Which leads to the most important PSA of all: please don't put any psychoactive substance into your body without having a lot of confidence in its actual composition and dose.
The issue of people on mind-altering substances being involved with "facilitators"/therapists who use that power for their own ends showed up even in the recent MAPS trial with alleged professionals.
LSD and other psychedelics like mushrooms of mescaline are best used with someone who actually cares about you in a setting you control for self-exploration and absolutely devoid of the kind of people who become psychedlic-assisted underground therapists.
It's no different from any other potential for abuse from someone with power - the way to mitigate it isn't merely to try pick good people (of course, start there), it's to wrap the vulnerable elements in protective practices and institutional controls to prevent abuse if an individual actor fails to live up to the standard.
For example, in the biggest abuse scandal of our generation (sexual abuse by Catholic priests), it's not just that the priests did great individual evil but also that the institution itself utterly failed to do anything about it or even abetted it.
However, the illicit nature of psychedelics makes those kinds of controls or institutions impossible or very hard to put in place.
Finally, for the abuse in the MAPS MDMA trial (which was 1 patient out of 200 participants) to be used as evidence that psychedelic therapy is more prone to abuse, you'd have to look at the rate of abuse among therapists and psychologists as a whole to know if it's par for the course or something extraordinary.
Bad actors will try to take advantage of the vulnerable -- and these drugs put you in a more vulnerable position than otherwise -- so your warning still stands.

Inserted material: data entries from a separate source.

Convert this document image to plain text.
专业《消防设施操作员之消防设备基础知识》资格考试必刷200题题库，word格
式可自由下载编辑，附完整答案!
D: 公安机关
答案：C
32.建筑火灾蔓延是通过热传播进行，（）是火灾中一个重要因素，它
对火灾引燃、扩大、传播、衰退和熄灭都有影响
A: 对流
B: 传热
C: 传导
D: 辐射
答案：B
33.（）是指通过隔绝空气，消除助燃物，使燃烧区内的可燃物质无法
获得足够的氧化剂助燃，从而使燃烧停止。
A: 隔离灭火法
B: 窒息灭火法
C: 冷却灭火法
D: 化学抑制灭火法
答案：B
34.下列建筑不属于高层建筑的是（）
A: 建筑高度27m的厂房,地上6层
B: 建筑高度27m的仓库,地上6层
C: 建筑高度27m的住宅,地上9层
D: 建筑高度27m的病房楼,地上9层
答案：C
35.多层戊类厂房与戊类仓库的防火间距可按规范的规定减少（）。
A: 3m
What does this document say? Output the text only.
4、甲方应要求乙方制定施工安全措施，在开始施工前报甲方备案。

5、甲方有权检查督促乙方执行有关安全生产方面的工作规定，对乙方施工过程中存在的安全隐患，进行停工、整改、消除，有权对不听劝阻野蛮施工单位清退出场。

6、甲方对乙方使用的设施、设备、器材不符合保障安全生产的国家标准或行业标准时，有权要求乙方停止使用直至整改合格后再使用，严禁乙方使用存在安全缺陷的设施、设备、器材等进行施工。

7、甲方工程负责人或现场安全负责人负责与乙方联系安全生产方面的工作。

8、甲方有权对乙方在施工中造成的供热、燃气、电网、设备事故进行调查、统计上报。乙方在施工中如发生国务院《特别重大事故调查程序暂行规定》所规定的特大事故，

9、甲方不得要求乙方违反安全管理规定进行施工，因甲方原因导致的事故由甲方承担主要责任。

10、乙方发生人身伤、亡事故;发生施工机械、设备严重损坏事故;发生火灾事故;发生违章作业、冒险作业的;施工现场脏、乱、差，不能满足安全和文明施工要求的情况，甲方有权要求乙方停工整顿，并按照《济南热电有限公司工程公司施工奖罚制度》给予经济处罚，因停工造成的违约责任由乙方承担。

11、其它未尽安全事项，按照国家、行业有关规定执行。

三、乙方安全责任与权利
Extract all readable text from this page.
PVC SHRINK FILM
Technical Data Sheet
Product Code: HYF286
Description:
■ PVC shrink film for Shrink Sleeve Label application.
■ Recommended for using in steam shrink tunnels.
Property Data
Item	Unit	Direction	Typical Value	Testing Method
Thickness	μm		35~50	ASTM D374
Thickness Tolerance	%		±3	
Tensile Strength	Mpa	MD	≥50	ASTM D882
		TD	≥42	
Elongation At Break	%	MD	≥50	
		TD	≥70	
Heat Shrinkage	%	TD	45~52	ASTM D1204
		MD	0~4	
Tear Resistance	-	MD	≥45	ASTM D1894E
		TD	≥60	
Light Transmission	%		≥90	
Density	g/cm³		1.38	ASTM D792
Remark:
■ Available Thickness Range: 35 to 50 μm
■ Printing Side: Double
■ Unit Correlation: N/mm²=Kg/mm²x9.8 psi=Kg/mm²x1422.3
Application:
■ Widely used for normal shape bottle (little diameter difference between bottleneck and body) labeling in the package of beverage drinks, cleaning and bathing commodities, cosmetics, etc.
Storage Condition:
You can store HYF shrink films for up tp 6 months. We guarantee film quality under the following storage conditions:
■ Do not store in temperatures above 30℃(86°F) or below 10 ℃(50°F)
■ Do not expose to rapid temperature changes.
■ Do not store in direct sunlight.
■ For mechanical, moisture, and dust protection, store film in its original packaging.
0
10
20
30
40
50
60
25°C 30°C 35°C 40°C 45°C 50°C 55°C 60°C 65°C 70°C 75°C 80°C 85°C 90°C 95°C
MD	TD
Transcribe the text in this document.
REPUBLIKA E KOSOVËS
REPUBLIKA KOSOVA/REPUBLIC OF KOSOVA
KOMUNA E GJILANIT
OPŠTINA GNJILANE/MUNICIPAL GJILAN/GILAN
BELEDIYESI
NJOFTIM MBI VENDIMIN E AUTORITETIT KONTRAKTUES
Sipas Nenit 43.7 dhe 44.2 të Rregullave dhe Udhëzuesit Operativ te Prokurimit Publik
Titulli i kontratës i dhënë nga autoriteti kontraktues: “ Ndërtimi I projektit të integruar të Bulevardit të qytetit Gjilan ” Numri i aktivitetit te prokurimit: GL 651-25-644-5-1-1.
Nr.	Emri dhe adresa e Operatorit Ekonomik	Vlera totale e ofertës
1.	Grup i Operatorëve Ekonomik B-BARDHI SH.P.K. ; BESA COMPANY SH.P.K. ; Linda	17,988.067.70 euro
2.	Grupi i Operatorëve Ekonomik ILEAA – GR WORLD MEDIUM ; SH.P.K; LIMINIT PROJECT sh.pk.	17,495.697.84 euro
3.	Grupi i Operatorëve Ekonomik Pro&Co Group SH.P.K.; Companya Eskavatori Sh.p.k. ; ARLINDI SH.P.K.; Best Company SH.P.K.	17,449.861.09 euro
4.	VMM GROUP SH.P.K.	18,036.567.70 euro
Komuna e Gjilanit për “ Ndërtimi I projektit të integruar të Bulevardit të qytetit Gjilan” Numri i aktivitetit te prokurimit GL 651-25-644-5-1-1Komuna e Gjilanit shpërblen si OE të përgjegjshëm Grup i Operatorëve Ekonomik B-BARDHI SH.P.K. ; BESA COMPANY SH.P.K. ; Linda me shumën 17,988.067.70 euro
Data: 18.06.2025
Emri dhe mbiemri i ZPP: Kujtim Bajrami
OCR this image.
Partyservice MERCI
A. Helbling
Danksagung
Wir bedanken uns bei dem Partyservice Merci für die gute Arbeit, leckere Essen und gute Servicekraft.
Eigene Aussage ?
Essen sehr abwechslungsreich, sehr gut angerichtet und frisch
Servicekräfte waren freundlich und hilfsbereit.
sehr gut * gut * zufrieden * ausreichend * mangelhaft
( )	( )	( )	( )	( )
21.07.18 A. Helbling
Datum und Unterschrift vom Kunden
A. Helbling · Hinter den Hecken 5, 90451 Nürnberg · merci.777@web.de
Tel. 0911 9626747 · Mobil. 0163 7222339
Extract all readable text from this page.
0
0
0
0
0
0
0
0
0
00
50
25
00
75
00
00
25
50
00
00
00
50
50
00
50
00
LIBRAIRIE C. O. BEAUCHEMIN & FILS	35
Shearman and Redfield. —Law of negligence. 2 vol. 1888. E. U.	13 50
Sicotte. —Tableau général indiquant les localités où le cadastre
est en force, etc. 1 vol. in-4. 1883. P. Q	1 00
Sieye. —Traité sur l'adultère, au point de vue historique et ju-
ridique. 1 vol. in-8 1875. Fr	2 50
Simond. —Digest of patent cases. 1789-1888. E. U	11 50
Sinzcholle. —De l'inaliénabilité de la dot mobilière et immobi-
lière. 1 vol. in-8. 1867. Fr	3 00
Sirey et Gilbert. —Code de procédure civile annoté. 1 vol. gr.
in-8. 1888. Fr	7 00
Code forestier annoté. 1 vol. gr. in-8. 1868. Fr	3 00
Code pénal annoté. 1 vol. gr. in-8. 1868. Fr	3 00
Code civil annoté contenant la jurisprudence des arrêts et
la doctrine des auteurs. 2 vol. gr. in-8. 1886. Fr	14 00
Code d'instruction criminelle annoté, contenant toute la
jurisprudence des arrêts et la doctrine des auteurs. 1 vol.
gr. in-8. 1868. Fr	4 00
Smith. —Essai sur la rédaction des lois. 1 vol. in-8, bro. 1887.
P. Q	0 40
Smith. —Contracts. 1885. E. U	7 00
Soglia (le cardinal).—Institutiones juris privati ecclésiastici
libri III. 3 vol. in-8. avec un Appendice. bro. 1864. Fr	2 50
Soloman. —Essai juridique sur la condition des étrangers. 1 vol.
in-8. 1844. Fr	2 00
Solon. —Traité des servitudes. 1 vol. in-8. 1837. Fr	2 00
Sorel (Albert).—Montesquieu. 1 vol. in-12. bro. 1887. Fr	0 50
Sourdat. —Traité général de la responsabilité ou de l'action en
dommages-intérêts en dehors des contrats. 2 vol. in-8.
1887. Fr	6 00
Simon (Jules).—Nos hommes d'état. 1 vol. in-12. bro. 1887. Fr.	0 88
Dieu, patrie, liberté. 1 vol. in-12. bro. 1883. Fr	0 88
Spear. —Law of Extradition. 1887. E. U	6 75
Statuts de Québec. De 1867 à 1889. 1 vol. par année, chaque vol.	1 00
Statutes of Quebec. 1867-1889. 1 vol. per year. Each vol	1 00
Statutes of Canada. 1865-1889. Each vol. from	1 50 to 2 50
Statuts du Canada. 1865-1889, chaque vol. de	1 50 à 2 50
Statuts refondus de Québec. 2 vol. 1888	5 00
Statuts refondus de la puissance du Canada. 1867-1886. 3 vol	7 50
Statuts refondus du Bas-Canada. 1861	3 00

I just don't think these issues are unique to this stuff other than the legal status.
Yeah I've never tried any psychedelic. I once had a girl offer to 'trip sit' me but honestly, I was too worried about old traumas coming up. I liked her and I did not want her to see that.
>Why don't you display actual milligram quantitative amounts? #
> In short, we are not allowed to do so. In the United States, the handling of Schedule I substances (MDMA, LSD, Cannabis, etc) is restricted to those with a valid license. Forensic labs such as DDL and others require and obtain licensure in order to operate. An unpublished administrative rule stipulates that licensed labs are not allowed to provide quantitative data to the public, reportedly for fear of providing 'quality control' to dealers and suppliers of black market products.
https://www.drugsdata.org/about_data.php
In Europe, one can send samples to drug checking services and get information about potency, but here the US Government is basically admitting that it's artificially inflating the risk of overdose by denying consumers information they need to stay safe. They can point to these inflated harms as justification for continued persecution of individuals who use drugs.